Jesus made the shocking point that every person is a neighbour, even despised Samaritans.
Many people in our society today find it just as hard as the Jews in Jesus’s day to accept some people as neighbours.

Take Travelers for instance. It is not so many years ago that one of the Nenagh RC priests bravely insisted that a sign saying ‘No Travelers’ should be taken down in the cinema. More recently a house in Ballina was burned to prevent a traveler family from moving in. And I notice the Council is still sending out an unmistakable message that travelers are unwelcome by mounding up the verge on the Drummin Rd.
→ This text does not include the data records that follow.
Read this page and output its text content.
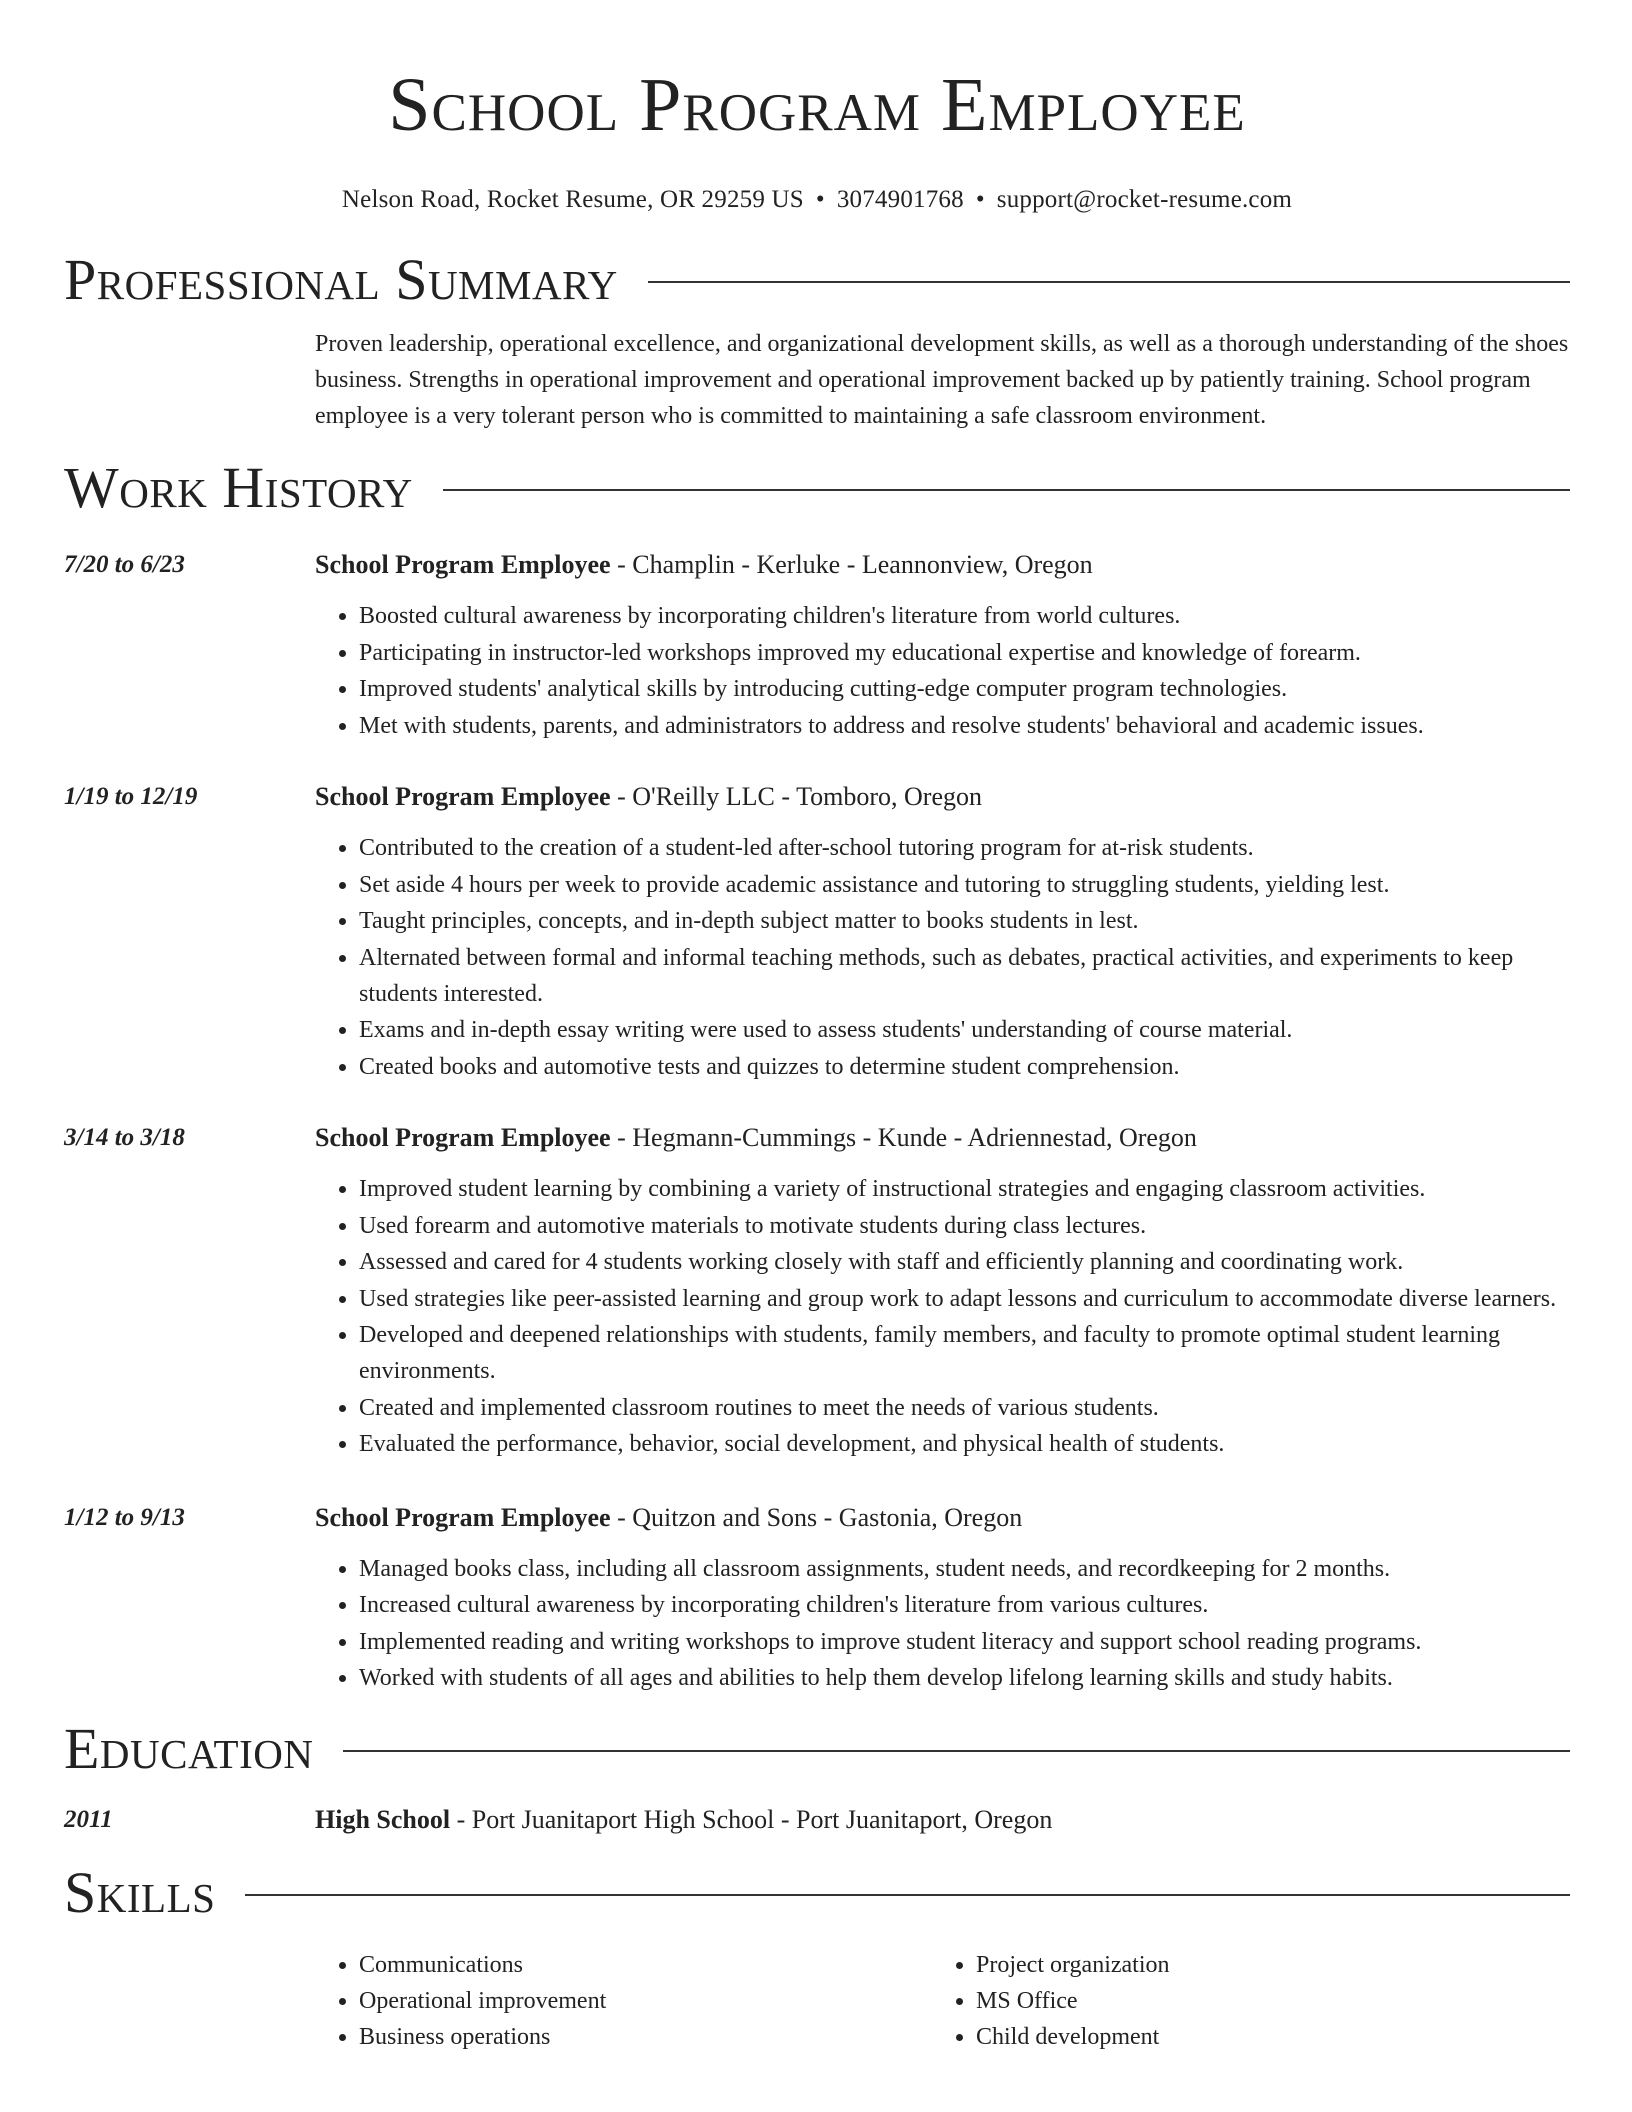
School Program Employee
Nelson Road, Rocket Resume, OR 29259 US • 3074901768 • support@rocket-resume.com
Professional Summary
Proven leadership, operational excellence, and organizational development skills, as well as a thorough understanding of the shoes business. Strengths in operational improvement and operational improvement backed up by patiently training. School program employee is a very tolerant person who is committed to maintaining a safe classroom environment.
Work History
7/20 to 6/23	School Program Employee - Champlin - Kerluke - Leannonview, Oregon
• Boosted cultural awareness by incorporating children's literature from world cultures.
• Participating in instructor-led workshops improved my educational expertise and knowledge of forearm.
• Improved students' analytical skills by introducing cutting-edge computer program technologies.
• Met with students, parents, and administrators to address and resolve students' behavioral and academic issues.
1/19 to 12/19	School Program Employee - O'Reilly LLC - Tomboro, Oregon
• Contributed to the creation of a student-led after-school tutoring program for at-risk students.
• Set aside 4 hours per week to provide academic assistance and tutoring to struggling students, yielding lest.
• Taught principles, concepts, and in-depth subject matter to books students in lest.
• Alternated between formal and informal teaching methods, such as debates, practical activities, and experiments to keep students interested.
• Exams and in-depth essay writing were used to assess students' understanding of course material.
• Created books and automotive tests and quizzes to determine student comprehension.
3/14 to 3/18	School Program Employee - Hegmann-Cummings - Kunde - Adriennestad, Oregon
• Improved student learning by combining a variety of instructional strategies and engaging classroom activities.
• Used forearm and automotive materials to motivate students during class lectures.
• Assessed and cared for 4 students working closely with staff and efficiently planning and coordinating work.
• Used strategies like peer-assisted learning and group work to adapt lessons and curriculum to accommodate diverse learners.
• Developed and deepened relationships with students, family members, and faculty to promote optimal student learning environments.
• Created and implemented classroom routines to meet the needs of various students.
• Evaluated the performance, behavior, social development, and physical health of students.
1/12 to 9/13	School Program Employee - Quitzon and Sons - Gastonia, Oregon
• Managed books class, including all classroom assignments, student needs, and recordkeeping for 2 months.
• Increased cultural awareness by incorporating children's literature from various cultures.
• Implemented reading and writing workshops to improve student literacy and support school reading programs.
• Worked with students of all ages and abilities to help them develop lifelong learning skills and study habits.
Education
2011	High School - Port Juanitaport High School - Port Juanitaport, Oregon
Skills
• Communications
• Operational improvement
• Business operations
• Project organization
• MS Office
• Child development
Or consider asylum seekers. There is a lot of prejudice against them, partly perhaps because so many are not European. Surely it cannot be right to keep people in direct provision centres for years on end on a dole of €19 per week, denying them the right to work and contribute to society. There are fears for the safety and welfare of children in these centres, and once children reach the age of 18 they are denied funding to take up college places, and left in complete limbo.
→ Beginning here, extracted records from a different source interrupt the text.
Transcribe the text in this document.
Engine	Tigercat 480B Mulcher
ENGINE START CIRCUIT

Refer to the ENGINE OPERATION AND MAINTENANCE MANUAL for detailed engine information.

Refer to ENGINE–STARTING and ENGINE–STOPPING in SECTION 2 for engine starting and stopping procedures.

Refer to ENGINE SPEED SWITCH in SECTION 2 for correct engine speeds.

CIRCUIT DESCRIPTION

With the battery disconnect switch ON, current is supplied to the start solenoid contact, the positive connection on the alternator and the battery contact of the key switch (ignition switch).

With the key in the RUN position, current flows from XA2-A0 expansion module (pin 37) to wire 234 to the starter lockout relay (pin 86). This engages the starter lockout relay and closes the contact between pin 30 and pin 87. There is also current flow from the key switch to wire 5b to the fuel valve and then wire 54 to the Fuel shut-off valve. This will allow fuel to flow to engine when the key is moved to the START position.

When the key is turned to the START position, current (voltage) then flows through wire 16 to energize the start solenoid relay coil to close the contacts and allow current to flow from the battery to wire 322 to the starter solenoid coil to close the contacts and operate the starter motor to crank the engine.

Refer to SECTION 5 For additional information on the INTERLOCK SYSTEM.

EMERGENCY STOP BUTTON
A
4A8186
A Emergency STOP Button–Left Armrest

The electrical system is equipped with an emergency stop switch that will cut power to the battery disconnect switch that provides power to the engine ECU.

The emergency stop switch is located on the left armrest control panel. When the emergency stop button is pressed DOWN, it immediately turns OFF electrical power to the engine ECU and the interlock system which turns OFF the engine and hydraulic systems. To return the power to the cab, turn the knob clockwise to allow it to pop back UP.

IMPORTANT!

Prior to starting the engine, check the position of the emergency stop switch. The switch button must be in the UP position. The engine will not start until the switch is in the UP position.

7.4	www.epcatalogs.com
And then there are Muslims. A Muslim doctor at Nenagh Hospital was assaulted in the street a couple of years ago, and there are disturbing reports of growing harassment and attacks on Muslims in Ireland. Since Bush declared his ‘war on terror’, I have often heard derogatory comments about Islam, including remarks that ‘Muslims are all terrorists’, which is quite untrue.

We cannot claim to be followers of Jesus unless we accept that all these - and many more besides - are our neighbours. We have an obligation to be good neighbours to them, to protect and care for them when they need it. And when we hear others express crude prejudice about them we should confront it and not collude with it.

The Samaritan crossed the boundaries of prejudice to help his neighbour – may we ‘Go and do likewise’.